Response to treatment is typically assessed with bloodwork to monitor globulin concentrations. Additionally, bony lysis can be monitored with serial radiographs. Cytopenias, azotemia and hypercalcemia, if present, can be monitored with serial serum chemistry profiles. In addition to monitoring response to treatment, routine monitoring of CBCs is very important for dogs receiving long-term chemotherapy, as melphalan is cumulatively myelosuppressive. Biweekly CBCs are recommended for the first month and then can be decreased to once a month.  

When relapse of multiple myeloma occurs, rescue treatment options include cyclophosphamide, chlorambucil and lomustine. Another reported rescue protocol includes vincristine, doxorubicin and dexamethasone.1 A measurable objective response was seen in one dog treated with toceranib (Palladia-Zoetis).4 Responses are generally of shorter duration with rescue chemotherapy protocols as compared to treatment with melphalan.  

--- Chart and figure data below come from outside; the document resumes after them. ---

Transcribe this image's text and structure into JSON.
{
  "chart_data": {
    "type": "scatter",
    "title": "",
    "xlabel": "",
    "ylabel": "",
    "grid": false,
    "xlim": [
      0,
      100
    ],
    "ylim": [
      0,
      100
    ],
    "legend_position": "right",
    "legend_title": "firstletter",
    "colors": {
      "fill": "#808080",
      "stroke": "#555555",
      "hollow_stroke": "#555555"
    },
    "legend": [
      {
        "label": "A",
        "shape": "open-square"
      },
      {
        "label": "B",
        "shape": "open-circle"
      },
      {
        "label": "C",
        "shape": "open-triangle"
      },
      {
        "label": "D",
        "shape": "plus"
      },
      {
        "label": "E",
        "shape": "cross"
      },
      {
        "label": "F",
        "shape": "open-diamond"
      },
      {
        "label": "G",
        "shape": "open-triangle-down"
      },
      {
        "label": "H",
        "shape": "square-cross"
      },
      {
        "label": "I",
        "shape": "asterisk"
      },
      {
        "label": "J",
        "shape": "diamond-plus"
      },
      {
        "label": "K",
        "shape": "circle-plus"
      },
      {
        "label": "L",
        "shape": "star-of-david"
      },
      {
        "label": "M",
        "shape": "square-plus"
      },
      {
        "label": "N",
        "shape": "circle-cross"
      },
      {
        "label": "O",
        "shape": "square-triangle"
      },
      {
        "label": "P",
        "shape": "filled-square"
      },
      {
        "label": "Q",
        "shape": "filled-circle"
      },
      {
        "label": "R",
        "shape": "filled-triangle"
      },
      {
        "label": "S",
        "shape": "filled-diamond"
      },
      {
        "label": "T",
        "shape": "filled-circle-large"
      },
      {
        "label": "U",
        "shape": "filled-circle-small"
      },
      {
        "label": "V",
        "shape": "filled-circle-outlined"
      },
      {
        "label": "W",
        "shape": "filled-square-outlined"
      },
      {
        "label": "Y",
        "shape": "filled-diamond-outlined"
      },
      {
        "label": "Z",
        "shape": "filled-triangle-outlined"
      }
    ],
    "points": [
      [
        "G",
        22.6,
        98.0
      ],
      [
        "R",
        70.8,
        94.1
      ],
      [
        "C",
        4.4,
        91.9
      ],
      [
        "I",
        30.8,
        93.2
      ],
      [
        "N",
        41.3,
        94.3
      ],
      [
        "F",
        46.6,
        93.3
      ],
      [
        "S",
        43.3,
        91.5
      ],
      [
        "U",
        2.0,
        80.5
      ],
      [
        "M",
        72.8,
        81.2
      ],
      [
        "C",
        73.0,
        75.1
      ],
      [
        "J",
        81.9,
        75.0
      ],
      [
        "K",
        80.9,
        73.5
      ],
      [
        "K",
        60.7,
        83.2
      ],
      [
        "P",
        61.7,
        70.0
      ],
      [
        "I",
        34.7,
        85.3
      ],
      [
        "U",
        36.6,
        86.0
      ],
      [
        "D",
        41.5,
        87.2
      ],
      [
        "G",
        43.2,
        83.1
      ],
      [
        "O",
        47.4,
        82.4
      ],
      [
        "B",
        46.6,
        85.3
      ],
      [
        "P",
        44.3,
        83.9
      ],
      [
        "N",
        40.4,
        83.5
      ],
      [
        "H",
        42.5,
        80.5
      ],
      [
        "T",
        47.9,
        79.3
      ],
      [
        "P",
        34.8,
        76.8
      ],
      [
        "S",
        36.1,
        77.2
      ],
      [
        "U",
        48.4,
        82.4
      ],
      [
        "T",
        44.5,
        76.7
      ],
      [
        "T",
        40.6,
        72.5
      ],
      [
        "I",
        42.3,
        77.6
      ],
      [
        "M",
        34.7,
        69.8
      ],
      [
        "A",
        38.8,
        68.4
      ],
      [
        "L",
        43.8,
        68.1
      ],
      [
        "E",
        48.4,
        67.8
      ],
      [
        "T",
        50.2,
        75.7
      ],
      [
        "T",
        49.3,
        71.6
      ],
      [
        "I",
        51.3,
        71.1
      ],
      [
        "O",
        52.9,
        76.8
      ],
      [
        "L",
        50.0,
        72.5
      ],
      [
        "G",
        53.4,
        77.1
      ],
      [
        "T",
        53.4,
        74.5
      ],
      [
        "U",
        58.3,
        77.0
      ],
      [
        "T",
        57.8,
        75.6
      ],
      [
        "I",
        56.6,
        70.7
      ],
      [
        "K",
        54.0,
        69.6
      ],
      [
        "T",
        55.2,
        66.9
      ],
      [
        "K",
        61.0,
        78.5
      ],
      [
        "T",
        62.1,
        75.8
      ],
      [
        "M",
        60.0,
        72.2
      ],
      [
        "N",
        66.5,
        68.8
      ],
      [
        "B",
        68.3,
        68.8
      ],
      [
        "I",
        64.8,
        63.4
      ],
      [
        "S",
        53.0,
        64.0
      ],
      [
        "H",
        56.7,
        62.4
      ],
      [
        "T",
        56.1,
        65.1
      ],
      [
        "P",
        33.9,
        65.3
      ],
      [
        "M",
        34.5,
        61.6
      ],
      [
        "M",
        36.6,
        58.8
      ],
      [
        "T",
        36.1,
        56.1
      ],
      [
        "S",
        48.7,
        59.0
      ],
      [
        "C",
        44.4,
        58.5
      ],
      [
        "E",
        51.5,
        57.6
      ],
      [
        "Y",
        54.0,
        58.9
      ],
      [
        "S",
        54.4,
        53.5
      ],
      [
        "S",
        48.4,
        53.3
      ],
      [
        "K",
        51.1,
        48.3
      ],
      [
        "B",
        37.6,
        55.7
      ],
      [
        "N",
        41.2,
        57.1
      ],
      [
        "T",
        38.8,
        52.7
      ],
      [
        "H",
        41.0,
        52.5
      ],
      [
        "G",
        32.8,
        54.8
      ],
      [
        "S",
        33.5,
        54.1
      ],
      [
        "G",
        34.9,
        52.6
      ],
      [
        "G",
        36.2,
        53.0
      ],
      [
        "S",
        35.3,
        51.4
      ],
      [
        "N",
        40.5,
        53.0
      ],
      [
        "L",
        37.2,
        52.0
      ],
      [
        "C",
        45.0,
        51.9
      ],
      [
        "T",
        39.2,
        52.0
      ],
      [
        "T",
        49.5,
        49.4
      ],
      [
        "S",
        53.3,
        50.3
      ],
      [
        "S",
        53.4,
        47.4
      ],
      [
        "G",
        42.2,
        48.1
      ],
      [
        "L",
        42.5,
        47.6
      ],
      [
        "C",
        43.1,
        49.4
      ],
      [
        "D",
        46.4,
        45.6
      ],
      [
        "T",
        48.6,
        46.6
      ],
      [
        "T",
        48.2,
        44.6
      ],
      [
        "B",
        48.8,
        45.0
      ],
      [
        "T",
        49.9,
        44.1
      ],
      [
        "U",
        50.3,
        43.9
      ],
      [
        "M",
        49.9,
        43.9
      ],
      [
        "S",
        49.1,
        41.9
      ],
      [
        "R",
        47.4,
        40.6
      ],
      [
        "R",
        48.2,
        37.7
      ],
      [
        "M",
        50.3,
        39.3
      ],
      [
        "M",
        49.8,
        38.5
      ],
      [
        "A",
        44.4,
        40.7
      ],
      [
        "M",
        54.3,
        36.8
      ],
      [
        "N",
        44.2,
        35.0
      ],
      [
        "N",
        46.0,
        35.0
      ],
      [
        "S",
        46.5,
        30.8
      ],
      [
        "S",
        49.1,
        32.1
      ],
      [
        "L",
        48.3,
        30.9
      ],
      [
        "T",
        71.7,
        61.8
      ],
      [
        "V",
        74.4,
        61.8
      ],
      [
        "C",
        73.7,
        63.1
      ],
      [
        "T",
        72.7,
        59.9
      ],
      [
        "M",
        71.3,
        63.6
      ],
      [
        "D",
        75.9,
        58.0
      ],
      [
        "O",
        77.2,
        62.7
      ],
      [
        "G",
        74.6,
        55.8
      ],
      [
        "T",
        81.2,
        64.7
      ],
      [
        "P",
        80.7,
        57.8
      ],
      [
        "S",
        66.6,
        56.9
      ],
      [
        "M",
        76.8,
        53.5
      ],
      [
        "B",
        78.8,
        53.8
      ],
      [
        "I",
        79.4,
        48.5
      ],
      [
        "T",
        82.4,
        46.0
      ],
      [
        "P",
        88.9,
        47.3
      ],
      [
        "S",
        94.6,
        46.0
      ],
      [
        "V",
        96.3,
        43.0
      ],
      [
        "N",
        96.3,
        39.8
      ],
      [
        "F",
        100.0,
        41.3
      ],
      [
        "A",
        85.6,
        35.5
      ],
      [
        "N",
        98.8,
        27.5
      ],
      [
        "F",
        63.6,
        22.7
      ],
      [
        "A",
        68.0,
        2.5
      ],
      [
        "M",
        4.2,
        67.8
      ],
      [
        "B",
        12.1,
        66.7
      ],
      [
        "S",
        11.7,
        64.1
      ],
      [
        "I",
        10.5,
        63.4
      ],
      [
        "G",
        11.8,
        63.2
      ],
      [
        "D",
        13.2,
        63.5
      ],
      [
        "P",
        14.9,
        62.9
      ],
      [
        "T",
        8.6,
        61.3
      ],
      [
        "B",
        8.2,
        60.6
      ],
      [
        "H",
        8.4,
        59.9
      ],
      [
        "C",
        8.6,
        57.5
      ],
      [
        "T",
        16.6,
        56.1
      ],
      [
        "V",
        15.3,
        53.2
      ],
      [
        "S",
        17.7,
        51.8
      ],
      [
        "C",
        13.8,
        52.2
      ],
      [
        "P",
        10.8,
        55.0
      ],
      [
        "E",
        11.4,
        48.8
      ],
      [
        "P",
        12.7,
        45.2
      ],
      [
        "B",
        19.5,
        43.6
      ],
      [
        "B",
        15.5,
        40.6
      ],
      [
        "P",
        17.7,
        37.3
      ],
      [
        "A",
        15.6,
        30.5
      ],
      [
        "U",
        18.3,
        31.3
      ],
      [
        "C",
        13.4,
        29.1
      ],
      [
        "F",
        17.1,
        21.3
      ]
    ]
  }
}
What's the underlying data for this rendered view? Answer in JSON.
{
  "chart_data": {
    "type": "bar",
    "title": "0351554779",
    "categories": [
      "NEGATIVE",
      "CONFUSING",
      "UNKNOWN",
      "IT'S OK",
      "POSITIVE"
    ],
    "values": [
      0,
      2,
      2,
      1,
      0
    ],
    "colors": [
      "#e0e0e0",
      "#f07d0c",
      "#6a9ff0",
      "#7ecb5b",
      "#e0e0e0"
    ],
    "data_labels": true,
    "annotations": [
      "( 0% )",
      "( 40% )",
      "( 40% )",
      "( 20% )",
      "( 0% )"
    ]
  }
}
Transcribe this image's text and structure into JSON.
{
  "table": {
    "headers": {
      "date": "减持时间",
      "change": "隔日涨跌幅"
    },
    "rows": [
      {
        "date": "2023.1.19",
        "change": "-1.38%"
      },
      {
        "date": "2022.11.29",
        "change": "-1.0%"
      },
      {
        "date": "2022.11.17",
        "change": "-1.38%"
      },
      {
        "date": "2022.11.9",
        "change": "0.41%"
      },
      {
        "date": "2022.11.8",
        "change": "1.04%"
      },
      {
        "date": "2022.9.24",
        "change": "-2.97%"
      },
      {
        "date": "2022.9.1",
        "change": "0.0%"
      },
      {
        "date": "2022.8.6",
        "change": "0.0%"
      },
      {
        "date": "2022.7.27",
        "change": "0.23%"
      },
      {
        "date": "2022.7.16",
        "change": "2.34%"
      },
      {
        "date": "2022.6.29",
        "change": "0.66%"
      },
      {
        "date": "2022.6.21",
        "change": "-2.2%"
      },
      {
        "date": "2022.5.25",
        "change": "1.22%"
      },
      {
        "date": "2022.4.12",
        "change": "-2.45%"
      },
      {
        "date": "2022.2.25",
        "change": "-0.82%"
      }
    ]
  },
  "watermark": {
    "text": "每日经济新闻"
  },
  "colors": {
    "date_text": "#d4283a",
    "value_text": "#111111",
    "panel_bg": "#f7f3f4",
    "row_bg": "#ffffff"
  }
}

The prognosis for dogs with multiple myeloma is good. With melphalan and prednisone, the median survival time is 12 to 18 months.3 Known negative prognostic factors for dogs with multiple myeloma include hypercalcemia, Bence Jones proteinuria and extensive bony lysis.3

 

References

Withrow S, Vail D, Page R. Myeloma-related disorders. In: Vail D, ed. Withrow and MacEwen's small animal clinical oncology. 5th ed. St. Louis: Elsevier, 2013.

Lippi I, Perondi F, Ross SJ, et al. Double filtration plasmapheresis in a dog with multiple myeloma and hyperviscosity syndrome. Open Vet J 2015;5(2):108-112.

Matus RE, Leifer CE, MacEwen EG, et al. Prognostic factors for multiple myeloma in the dog. J Am Vet Med Assoc 1986;188(11):1288-1292.

London CA, Hannah AL, Zadovoskaya R, et al. Phase I dose-escalating study of SU11654, a small molecule receptor tyrosine kinase inhibitor, in dogs with spontaneous malignancies. Clin Cancer Res 2003;9(7):2755-2768.